What’ a nice way to display distributional differences between a (larger) number of groups? Boxplots is one way to go. In addition, the raw data may be shown as dots, but should be demphasized. Third, a trend or big picture comparing the groups will make sense in some cases.
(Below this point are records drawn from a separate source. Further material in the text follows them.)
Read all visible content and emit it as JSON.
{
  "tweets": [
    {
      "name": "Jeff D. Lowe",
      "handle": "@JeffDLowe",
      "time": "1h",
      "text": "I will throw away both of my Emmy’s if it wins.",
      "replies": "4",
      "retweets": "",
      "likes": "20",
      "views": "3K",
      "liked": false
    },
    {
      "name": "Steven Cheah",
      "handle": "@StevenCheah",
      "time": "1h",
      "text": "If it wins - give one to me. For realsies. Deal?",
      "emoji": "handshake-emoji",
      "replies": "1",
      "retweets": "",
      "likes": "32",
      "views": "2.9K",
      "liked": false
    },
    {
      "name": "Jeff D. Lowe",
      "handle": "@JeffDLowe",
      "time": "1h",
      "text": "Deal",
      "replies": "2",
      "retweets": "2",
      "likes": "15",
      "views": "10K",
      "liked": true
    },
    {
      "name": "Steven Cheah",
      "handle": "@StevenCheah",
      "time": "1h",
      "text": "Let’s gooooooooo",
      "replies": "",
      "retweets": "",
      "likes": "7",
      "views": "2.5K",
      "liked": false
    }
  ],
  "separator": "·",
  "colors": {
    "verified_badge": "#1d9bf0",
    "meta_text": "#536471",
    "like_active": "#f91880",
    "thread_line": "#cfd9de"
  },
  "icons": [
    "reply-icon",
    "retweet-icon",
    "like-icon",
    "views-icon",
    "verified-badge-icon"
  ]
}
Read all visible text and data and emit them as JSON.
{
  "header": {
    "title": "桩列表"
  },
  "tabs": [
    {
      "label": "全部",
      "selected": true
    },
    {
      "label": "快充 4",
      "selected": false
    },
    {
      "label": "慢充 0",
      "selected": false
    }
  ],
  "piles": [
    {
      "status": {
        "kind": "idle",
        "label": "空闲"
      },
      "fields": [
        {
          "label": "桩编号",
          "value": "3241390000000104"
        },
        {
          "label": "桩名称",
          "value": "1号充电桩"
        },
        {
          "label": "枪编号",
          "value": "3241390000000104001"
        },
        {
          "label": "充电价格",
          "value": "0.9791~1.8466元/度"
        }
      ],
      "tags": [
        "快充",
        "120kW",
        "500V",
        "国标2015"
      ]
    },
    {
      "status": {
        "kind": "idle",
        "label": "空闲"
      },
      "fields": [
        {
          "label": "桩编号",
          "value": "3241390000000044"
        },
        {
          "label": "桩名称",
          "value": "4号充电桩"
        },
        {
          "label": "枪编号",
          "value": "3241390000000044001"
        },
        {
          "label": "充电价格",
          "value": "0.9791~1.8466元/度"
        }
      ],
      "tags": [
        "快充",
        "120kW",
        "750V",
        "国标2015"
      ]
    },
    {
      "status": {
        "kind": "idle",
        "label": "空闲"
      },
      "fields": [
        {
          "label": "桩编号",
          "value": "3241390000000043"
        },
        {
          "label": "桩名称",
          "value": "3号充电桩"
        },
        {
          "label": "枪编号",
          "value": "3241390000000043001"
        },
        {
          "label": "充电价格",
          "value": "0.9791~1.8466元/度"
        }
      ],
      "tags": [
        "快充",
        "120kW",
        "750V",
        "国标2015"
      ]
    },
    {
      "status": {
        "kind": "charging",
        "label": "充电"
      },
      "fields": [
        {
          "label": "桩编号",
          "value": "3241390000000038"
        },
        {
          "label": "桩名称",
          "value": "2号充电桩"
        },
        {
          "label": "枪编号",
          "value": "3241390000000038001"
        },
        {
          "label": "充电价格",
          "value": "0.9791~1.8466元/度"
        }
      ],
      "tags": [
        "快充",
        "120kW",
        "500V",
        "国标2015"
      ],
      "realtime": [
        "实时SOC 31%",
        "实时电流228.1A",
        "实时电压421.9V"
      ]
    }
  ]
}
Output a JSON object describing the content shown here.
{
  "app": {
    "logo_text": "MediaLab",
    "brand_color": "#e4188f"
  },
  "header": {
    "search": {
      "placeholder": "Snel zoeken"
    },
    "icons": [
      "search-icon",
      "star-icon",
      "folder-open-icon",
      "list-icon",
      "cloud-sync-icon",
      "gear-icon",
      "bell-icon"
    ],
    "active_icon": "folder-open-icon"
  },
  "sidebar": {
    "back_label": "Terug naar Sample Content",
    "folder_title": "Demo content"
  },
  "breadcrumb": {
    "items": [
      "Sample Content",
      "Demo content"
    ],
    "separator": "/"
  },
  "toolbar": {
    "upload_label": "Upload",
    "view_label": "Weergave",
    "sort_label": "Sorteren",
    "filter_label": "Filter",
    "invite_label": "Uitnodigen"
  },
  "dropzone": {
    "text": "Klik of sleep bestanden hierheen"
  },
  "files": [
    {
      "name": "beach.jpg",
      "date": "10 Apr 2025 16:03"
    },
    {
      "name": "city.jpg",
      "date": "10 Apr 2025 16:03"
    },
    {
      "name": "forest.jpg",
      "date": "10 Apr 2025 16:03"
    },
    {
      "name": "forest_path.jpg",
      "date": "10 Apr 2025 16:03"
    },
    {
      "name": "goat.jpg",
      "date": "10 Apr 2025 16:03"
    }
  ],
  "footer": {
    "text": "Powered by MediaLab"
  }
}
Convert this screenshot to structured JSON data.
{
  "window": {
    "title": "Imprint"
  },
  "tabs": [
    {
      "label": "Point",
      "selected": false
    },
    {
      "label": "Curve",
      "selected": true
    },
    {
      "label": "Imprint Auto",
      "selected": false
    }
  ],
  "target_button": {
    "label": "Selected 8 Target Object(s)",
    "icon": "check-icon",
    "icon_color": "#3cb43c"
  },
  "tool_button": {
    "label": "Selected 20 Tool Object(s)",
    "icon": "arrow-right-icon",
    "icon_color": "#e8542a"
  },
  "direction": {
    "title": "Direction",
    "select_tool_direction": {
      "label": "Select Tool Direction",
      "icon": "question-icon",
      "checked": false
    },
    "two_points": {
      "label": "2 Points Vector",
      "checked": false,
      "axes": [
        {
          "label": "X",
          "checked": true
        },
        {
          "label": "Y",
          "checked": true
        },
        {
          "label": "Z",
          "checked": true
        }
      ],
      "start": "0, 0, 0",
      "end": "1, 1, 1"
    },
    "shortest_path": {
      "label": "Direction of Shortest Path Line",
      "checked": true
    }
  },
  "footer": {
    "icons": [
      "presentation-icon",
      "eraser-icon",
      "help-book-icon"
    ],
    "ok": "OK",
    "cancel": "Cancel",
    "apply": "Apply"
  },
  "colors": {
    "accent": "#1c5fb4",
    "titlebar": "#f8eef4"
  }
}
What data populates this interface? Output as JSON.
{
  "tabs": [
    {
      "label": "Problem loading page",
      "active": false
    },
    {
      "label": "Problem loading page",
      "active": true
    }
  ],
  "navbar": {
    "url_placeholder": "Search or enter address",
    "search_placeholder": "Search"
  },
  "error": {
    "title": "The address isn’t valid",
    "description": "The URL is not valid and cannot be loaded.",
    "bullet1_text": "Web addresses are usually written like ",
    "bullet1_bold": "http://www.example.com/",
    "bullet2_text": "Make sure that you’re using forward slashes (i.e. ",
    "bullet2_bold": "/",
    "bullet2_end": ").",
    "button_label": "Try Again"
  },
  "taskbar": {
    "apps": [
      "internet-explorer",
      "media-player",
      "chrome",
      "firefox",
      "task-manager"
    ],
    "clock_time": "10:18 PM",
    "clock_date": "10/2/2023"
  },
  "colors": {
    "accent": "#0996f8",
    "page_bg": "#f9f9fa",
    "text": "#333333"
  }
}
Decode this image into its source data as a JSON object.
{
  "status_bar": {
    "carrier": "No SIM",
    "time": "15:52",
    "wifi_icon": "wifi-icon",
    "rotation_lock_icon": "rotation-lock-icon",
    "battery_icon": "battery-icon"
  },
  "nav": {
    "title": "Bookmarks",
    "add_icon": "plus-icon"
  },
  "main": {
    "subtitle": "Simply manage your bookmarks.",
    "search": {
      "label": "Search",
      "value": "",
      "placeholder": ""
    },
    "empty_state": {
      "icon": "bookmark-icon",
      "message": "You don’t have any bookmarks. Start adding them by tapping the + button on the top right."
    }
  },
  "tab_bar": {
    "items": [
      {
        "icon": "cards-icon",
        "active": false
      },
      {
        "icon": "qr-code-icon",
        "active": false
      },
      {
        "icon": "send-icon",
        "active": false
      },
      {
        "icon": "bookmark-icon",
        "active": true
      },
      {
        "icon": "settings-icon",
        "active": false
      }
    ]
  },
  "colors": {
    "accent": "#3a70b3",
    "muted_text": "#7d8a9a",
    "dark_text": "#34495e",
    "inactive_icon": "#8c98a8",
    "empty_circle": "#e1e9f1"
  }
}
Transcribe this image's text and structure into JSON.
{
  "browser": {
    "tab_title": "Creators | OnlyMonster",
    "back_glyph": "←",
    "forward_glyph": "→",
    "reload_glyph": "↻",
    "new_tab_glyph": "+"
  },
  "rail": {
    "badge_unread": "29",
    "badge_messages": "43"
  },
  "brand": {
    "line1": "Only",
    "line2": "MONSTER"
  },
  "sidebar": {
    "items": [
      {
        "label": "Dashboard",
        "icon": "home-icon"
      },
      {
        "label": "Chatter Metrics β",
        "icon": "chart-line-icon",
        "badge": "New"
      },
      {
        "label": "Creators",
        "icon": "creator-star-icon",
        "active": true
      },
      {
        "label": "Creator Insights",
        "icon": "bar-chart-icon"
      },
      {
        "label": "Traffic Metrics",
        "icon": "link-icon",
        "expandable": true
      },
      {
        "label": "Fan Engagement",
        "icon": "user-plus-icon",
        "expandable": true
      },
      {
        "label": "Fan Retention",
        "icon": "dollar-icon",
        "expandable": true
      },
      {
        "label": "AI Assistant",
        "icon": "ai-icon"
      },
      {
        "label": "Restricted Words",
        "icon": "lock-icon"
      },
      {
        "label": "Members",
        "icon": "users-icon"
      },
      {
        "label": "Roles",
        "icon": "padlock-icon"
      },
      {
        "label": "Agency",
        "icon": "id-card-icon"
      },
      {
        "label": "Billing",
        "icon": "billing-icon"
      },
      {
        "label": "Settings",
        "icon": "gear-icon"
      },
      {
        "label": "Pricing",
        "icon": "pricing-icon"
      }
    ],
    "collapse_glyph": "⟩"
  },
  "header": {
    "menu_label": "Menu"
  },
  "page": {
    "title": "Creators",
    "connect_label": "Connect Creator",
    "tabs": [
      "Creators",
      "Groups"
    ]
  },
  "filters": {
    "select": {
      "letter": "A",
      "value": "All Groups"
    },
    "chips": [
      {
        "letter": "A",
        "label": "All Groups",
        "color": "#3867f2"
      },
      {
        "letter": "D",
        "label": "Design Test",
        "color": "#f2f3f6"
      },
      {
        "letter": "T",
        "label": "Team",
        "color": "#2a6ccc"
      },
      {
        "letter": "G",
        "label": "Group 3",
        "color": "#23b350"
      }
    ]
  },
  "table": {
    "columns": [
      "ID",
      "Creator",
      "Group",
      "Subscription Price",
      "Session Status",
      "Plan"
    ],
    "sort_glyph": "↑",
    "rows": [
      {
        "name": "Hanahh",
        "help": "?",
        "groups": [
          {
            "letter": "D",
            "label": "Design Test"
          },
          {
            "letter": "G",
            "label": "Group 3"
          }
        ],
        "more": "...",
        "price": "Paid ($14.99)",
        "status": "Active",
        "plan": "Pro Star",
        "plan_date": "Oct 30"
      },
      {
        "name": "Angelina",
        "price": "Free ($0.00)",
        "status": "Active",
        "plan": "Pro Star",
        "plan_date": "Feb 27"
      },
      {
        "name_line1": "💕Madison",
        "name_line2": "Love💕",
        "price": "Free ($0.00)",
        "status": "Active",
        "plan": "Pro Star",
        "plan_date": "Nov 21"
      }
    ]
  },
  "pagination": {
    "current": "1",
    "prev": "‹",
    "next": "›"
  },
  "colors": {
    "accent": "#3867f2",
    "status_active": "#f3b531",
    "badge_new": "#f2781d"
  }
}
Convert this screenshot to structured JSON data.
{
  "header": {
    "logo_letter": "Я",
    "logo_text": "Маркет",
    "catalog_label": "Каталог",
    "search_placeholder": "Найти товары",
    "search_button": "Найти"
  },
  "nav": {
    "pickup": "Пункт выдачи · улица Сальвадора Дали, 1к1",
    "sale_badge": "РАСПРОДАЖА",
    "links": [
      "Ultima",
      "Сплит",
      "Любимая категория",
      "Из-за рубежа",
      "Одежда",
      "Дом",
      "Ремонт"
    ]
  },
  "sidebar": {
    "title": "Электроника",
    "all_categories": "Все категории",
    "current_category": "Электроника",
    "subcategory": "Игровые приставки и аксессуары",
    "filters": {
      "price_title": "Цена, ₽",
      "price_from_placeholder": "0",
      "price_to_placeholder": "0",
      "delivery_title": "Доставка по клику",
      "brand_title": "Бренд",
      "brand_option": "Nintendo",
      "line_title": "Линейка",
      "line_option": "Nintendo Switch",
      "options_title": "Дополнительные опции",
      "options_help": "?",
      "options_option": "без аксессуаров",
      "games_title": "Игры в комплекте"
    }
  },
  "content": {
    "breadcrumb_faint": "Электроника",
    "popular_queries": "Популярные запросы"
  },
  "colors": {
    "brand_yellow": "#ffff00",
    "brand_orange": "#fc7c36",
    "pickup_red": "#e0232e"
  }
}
Ok, based on this reasoning, let’s do som visualizing. Let’s load some data (movies), and the usual culprits of packages.
library(tidyverse)
library(mosaic)
data(movies, package = "ggplot2movies")
Now let’s add a variable for decade
as year
is too fine grained..
movies %>%
mutate(decade = year / 10) %>%
mutate(decade = trunc(decade)) %>% # trunkieren, abrunden
mutate(decade = decade * 10) %>%
mutate(decade = factor(decade)) -> movies
Next, let’s build a variable genre
that comprises the different genres such as Action or Drama. Let’s focus on these two for sake of simplicity.
movies %>%
select(title, decade, budget, rating, Action:Short) %>%
gather(key = genre, value = is_true, -c(title, decade, budget, rating)) %>%
filter(is_true == 1) %>%
mutate(multiple_genre = duplicated(title)) %>%
mutate(genre = ifelse(multiple_genre, "multiple", genre)) -> movies2
Now let’s plot:
movies2 %>%
filter(genre %in% c("Action", "Drama")) %>%
ggplot(aes(x = decade, y = budget, color = genre, fill = genre)) +
facet_wrap(~genre, nrow = 2) +
geom_smooth(aes(group = 1), se = FALSE, color = "blue") +
geom_jitter(alpha = .2, color = "grey20") +
geom_boxplot() +
coord_cartesian(ylim = c(0, 1e08)) +
scale_fill_viridis_d() +
scale_color_viridis_d() +
labs(title = "Movies budgets have risen through the decades",
subtitle = "This trend is stronger for Action movies than for Dramas",
color = "",
fill = "") +
guides(color = "none", fill = "none")
## `geom_smooth()` using method = 'gam' and formula = 'y ~ s(x, bs = "cs")'
## Warning: Removed 18343 rows containing non-finite values (`stat_smooth()`).
## Warning: Removed 18343 rows containing non-finite values (`stat_boxplot()`).
## Warning: Removed 18343 rows containing missing values (`geom_point()`).
Quite ok. The yellow color from Viridis is not doing the best job here. Note that we have zoomed in so that the movies with very high budgets are off-display (for the sake of better resolution of the majority of movies).